The next milestone is a clean, intuitive interface where couples can:
Sign up and upload inspiration photos
Watch as the AI finds vendors who match their aesthetic
Save and compare matches as they plan their wedding
What's Next: I'm starting the Planistry MVP by focusing on florists in the Austin, Texas area, allowing me to test the system with a specific vendor category, gather early feedback, and refine the matching experience. The goal is to onboard 40-50 Austin florists for beta testing, validate matching accuracy with real couples, and build out the marketplace features that turn matches into bookings. Over time, I plan to expand to multiple vendor types across the country, giving couples nationwide access to AI-curated recommendations.

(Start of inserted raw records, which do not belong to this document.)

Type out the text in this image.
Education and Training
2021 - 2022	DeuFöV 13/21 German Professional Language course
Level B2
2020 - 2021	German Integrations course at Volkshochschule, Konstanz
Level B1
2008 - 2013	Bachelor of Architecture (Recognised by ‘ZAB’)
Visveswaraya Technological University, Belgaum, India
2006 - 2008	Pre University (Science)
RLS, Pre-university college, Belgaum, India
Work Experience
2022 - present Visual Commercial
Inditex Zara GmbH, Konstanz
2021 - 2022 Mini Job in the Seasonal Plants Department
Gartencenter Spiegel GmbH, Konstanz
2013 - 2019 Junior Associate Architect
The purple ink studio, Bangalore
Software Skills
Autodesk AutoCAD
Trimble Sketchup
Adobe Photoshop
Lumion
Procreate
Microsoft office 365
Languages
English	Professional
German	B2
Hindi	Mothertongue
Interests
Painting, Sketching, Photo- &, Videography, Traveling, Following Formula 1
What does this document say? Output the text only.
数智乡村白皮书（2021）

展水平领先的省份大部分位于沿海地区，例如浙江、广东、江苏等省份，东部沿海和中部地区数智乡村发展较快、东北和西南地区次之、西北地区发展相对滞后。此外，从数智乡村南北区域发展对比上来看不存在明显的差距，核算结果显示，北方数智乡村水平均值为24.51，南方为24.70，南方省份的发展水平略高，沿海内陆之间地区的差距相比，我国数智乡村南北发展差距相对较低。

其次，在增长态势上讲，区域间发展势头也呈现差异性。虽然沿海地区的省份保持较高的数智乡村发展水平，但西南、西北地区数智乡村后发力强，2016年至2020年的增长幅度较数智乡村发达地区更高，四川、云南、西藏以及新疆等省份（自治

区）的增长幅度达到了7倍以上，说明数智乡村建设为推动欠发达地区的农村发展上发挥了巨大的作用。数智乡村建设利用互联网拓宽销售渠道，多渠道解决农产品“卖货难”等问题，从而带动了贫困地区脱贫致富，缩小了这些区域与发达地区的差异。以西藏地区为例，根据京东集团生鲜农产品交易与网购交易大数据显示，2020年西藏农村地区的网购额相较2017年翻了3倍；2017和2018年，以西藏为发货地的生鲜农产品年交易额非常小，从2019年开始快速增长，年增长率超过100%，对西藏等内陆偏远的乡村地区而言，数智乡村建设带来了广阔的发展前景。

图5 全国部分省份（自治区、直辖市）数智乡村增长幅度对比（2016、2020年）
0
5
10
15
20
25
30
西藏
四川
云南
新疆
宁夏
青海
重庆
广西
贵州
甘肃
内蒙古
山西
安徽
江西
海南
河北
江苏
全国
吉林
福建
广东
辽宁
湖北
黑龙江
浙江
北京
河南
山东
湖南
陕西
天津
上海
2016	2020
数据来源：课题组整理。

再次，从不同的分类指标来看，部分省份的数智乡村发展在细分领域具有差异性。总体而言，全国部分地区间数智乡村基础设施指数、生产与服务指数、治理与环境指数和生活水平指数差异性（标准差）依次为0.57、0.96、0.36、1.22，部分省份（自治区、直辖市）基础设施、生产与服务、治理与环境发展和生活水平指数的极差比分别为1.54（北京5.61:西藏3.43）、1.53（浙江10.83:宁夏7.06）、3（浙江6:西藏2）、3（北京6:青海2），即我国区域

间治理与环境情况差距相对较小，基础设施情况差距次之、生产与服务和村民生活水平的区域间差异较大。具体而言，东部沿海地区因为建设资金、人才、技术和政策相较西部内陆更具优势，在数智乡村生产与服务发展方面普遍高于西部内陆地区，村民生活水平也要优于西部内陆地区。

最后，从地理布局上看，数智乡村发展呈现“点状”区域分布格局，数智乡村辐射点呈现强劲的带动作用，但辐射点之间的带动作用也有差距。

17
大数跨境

Looking ahead: I'm excited to bring this same curiosity and systems thinking to a product or engineering team where I can contribute to building intelligent, user-centered systems at scale. This project taught me that I thrive at the intersection of design, data, and problem-solving.
Get involved: If you're planning a wedding in Austin or know a florist interested in early testing, I'd love to hear from you at joneskristianna@gmail.com or connect with me on LinkedIn.
Reflection
Looking back, I'm proud of how much I learned by simply following a question: "Could I actually build this?"
Planistry's backend is more than code — it's the result of balancing design thinking, AI exploration, and technical persistence.
Before this, I'd never deployed an API.
I'd never worked with Pinecone or embeddings.
I'd never written async Python code.
But I did.
And in the process, I built not just an AI-powered matchmaking system, but a stronger belief in my ability to turn complex ideas into working systems.
The system now processes images and returns vendor matches in under 3 seconds, handles 50+ vendor portfolio images, and has improved matching accuracy from 60% to 93% through iterative refinement. But more importantly, it proves that designers can engineer, AI can teach, and curiosity can lead anywhere.
Planistry isn't just a wedding vendor app. It's a proof of concept — that with the right questions, the right tools, and enough persistence, you can build something meaningful from the ground up.
Key Takeaway
Building Planistry taught me that the best technical solutions come from deeply understanding user needs. Text embeddings were faster to implement, but CLIP was the right choice because it matched how people actually use their phones. That's the kind of product thinking I want to bring to every project.